Bioformulations intended for insect biocontrol are usually produced on the basis of bacterial or fungal broth cultures, as in (Karthiba et al. 2010), or on the basis of fungal spores, as in (Bensaci et al. 2015, 2022; Mohammed 2018). However, in our trial, the formulations were based on actinobacterial spores, as this type of formulation has already proven its effectiveness in the biocontrol of plant diseases and in growth promotion (Zamoum et al. 2017, 2022; Allali et al. 2022). Furthermore, their production is easier, low-cost, and dose not requires many conditions or large quantities of growth media if large-scale manufacturing is considered.
Regarding its in vivo effect on fava beans, the bioinsecticide based on PAL114 spores had no negative influence on the plant in either mode of application. There was no decrease in any of the parameters tested. In contrast, growth was promoted by an increase in germination rate and plant and root length, especially when delivered as Spray + soil amendment. Our results concur with those of other studies on the fertilizing effect of S.griseoflavus.

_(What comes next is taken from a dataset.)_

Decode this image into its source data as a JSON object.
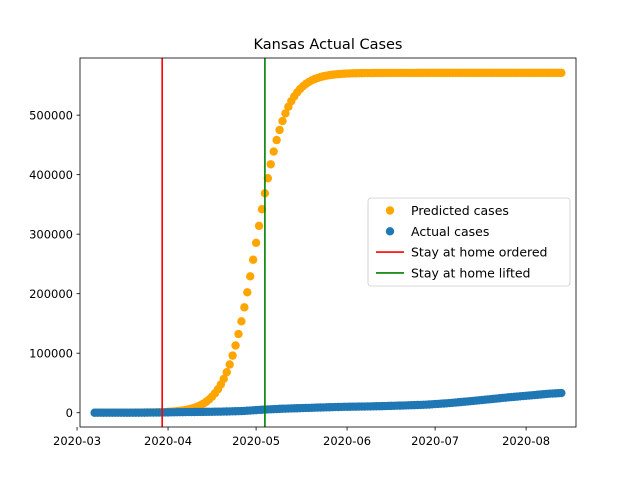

This species has displayed properties of nitrogen fixation, nodulation, increased nutrient uptake and yield in plants of the Fabaceae family when coinoculated with other bacteria (Soe and Yamakawa 2013b, a; Htwe et al. 2018, 2019).
The application of bioinsecticide by Spray + soil amendment had a more marked effect than that by Spray. The latter is known to be effective in controlling foliar diseases (Meena et al. 2014; Udhayakumar et al. 2019; Bora et al. 2021), while soil amendment is effective mainly for fertilization (Raj et al. 2003; Parveen et al. 2012; El-Komy et al. 2020). This shows why the combination of the two that we used was more efficient in terms of growth promotion.